Later there’s Quinten Massys, firstly with The Virgin and Child with Saints Catherine and Barbara, another work on cloth, and yes, I still love the soft, muted colours and delicate contrast. Beside that is his famous An Old Woman (‘The Ugly Duchess’), about which and whom so much has been said, and — as is frankly predictable for art historians — so much is shameful. So here’s what I’m seeing. The current position is she was suffering from Paget’s disease, rather than being a particularly nasty caricature of an old woman who didn’t know when to put away being a young maiden. I’ll go further and say she knew exactly what she was doing, wearing unfashionable clothes, holding the flower to signify she was available to a suitor.

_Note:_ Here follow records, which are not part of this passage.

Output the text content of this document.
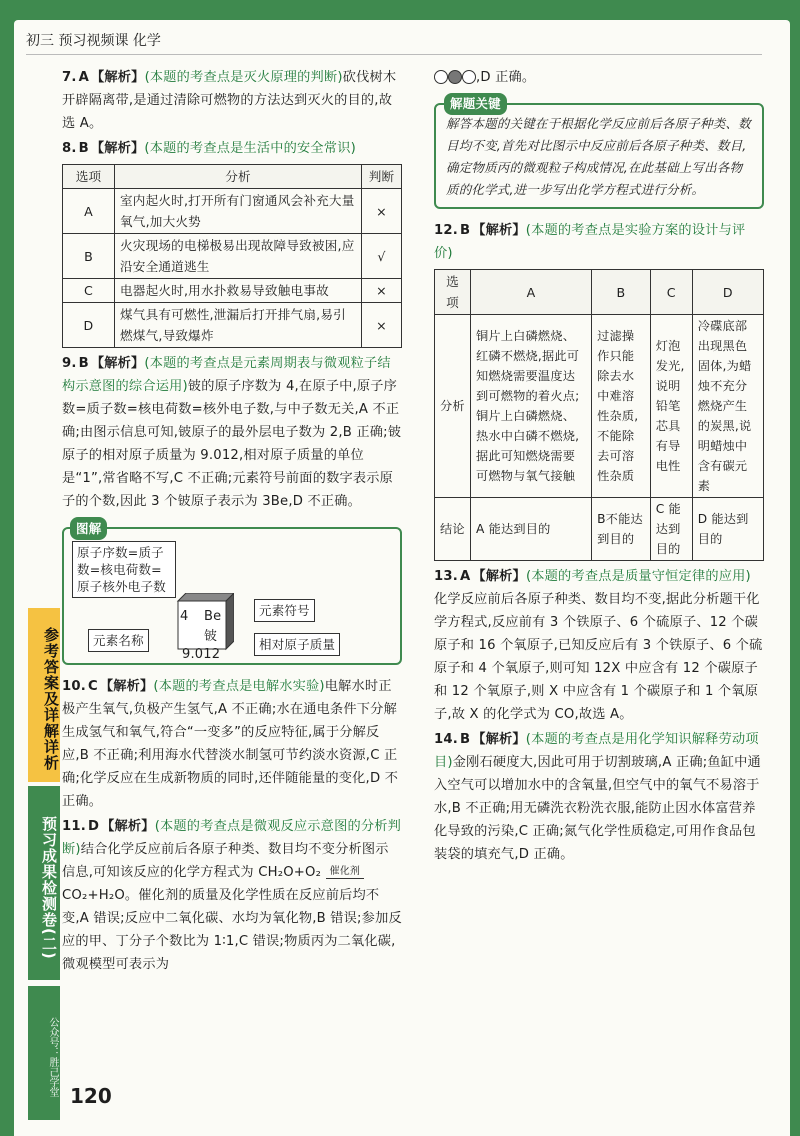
初三 预习视频课 化学
7. A 【解析】(本题的考查点是灭火原理的判断)砍伐树木开辟隔离带,是通过清除可燃物的方法达到灭火的目的,故选 A。
8. B 【解析】(本题的考查点是生活中的安全常识)
选项	分析	判断
A	室内起火时,打开所有门窗通风会补充大量氧气,加大火势	×
B	火灾现场的电梯极易出现故障导致被困,应沿安全通道逃生	√
C	电器起火时,用水扑救易导致触电事故	×
D	煤气具有可燃性,泄漏后打开排气扇,易引燃煤气,导致爆炸	×
9. B 【解析】(本题的考查点是元素周期表与微观粒子结构示意图的综合运用)铍的原子序数为 4,在原子中,原子序数=质子数=核电荷数=核外电子数,与中子数无关,A 不正确;由图示信息可知,铍原子的最外层电子数为 2,B 正确;铍原子的相对原子质量为 9.012,相对原子质量的单位是“1”,常省略不写,C 不正确;元素符号前面的数字表示原子的个数,因此 3 个铍原子表示为 3Be,D 不正确。
图解
原子序数=质子数=核电荷数=原子核外电子数
4 Be
铍
9.012
元素符号
元素名称	相对原子质量
10. C 【解析】(本题的考查点是电解水实验)电解水时正极产生氧气,负极产生氢气,A 不正确;水在通电条件下分解生成氢气和氧气,符合“一变多”的反应特征,属于分解反应,B 不正确;利用海水代替淡水制氢可节约淡水资源,C 正确;化学反应在生成新物质的同时,还伴随能量的变化,D 不正确。
11. D 【解析】(本题的考查点是微观反应示意图的分析判断)结合化学反应前后各原子种类、数目均不变分析图示信息,可知该反应的化学方程式为 CH₂O+O₂ 催化剂
CO₂+H₂O。催化剂的质量及化学性质在反应前后均不变,A 错误;反应中二氧化碳、水均为氧化物,B 错误;参加反应的甲、丁分子个数比为 1∶1,C 错误;物质丙为二氧化碳,微观模型可表示为
,D 正确。
解题关键
解答本题的关键在于根据化学反应前后各原子种类、数目均不变,首先对比图示中反应前后各原子种类、数目,确定物质丙的微观粒子构成情况,在此基础上写出各物质的化学式,进一步写出化学方程式进行分析。
12. B 【解析】(本题的考查点是实验方案的设计与评价)
选项	A	B	C	D
分析	铜片上白磷燃烧、红磷不燃烧,据此可知燃烧需要温度达到可燃物的着火点;铜片上白磷燃烧、热水中白磷不燃烧,据此可知燃烧需要可燃物与氧气接触	过滤操作只能除去水中难溶性杂质,不能除去可溶性杂质	灯泡发光,说明铅笔芯具有导电性	冷碟底部出现黑色固体,为蜡烛不充分燃烧产生的炭黑,说明蜡烛中含有碳元素
结论	A 能达到目的	B不能达到目的	C 能达到目的	D 能达到目的
13. A 【解析】(本题的考查点是质量守恒定律的应用)化学反应前后各原子种类、数目均不变,据此分析题干化学方程式,反应前有 3 个铁原子、6 个硫原子、12 个碳原子和 16 个氧原子,已知反应后有 3 个铁原子、6 个硫原子和 4 个氧原子,则可知 12X 中应含有 12 个碳原子和 12 个氧原子,则 X 中应含有 1 个碳原子和 1 个氧原子,故 X 的化学式为 CO,故选 A。
14. B 【解析】(本题的考查点是用化学知识解释劳动项目)金刚石硬度大,因此可用于切割玻璃,A 正确;鱼缸中通入空气可以增加水中的含氧量,但空气中的氧气不易溶于水,B 不正确;用无磷洗衣粉洗衣服,能防止因水体富营养化导致的污染,C 正确;氮气化学性质稳定,可用作食品包装袋的填充气,D 正确。
参考答案及详解详析
预习成果检测卷(二)
公众号：胜己学堂 120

Often when I read museums describing their own work, or art historians debating, there is an absence of the idea a subject has self-awareness, that they could be — with the artist — laughing not at themselves, but at those who see them as merely a constellation of disease and infirmities, as less than ideal, lacking in beauty, ugly, to be mocked. Like the Portrait of the Bearded Helena Antonia in Muzeum Narodowe we Wrocławiu, or the little people in Veronese’ paintings. Yes, there was an element of the exotic at play, as with representations of Saint Mauritius, or Balthazar in The Adoration of the Magi, yet there’s something more, just as with Henri de Toulouse-Lautrec, where there’s a queer femininity that is unmistakable, one which he lived amidst. It does both the sitter and the artist a disservice to hold fast to the mean idea the latter was only there to mock the former and the former was too stupid or vain to realise. It feeds the pernicious trope that we who are not good and normal enough are not deserving of love and desire.

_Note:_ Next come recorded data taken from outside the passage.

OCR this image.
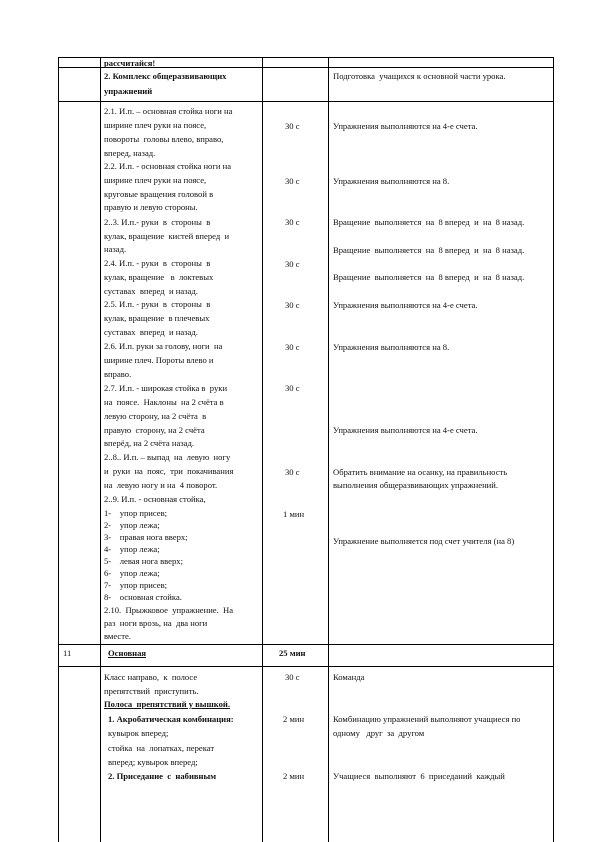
рассчитайся!
2. Комплекс общеразвивающих
упражнений
Подготовка  учащихся к основной части урока.
2.1. И.п. – основная стойка ноги на
ширине плеч руки на поясе,
повороты  головы влево, вправо,
вперед, назад.
2.2. И.п. - основная стойка ноги на
ширине плеч руки на поясе,
круговые вращения головой в
правую и левую стороны.
2..3. И.п.- руки  в  стороны  в
кулак, вращение  кистей вперед  и
назад.
2.4. И.п. - руки  в  стороны  в
кулак, вращение   в  локтевых
суставах  вперед  и назад.
2.5. И.п. - руки  в  стороны  в
кулак, вращение  в плечевых
суставах  вперед  и назад.
2.6. И.п. руки за голову, ноги  на
ширине плеч. Пороты влево и
вправо.
2.7. И.п. - широкая стойка в  руки
на  поясе.  Наклоны  на 2 счёта в
левую сторону, на 2 счёта  в
правую  сторону, на 2 счёта
вперёд, на 2 счёта назад.
2..8.. И.п. – выпад  на  левую  ногу
и  руки  на  пояс,  три  покачивания
на  левую ногу и на  4 поворот.
2..9. И.п. - основная стойка,
1-    упор присев;
2-    упор лежа;
3-    правая нога вверх;
4-    упор лежа;
5-    левая нога вверх;
6-    упор лежа;
7-    упор присев;
8-    основная стойка.
2.10.  Прыжковое  упражнение.  На
раз  ноги врозь, на  два ноги
вместе.
30 с
30 с
30 с
30 с
30 с
30 с
30 с
30 с
1 мин
Упражнения выполняются на 4-е счета.
Упражнения выполняются на 8.
Вращение  выполняется  на  8 вперед  и  на  8 назад.
Вращение  выполняется  на  8 вперед  и  на  8 назад.
Вращение  выполняется  на  8 вперед  и  на  8 назад.
Упражнения выполняются на 4-е счета.
Упражнения выполняются на 8.
Упражнения выполняются на 4-е счета.
Обратить внимание на осанку, на правильность
выполнения общеразвивающих упражнений.
Упражнение выполняется под счет учителя (на 8)
11	Основная	25 мин
Класс направо,  к  полосе
препятствий  приступить.
Полоса  препятствий у вышкой.
1. Акробатическая комбинация:
кувырок вперед;
стойка  на  лопатках, перекат
вперед; кувырок вперед;
2. Приседание  с  набивным
30 с
2 мин
2 мин
Команда
Комбинацию упражнений выполняют учащиеся по
одному   друг  за  другом
Учащиеся  выполняют  6  приседаний  каждый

Here’s another version of the painting: There was no mockery or laughing at, either of her or others. She was desirable and desired, and had many lovers despite her age, and her dress and accoutrements signify this unambiguously — they were fashion in her youth and here denote her place and standing and history.

And speaking of Magi, two magnificent piece by Jan Gossaert (and Circle of ~) finish this century. And my photos don’t do them many favours. But feast your eyes on them anyway, particularly the last one, so opulent and grand. For me, this is the high point in European art until the Expressionists rolled in.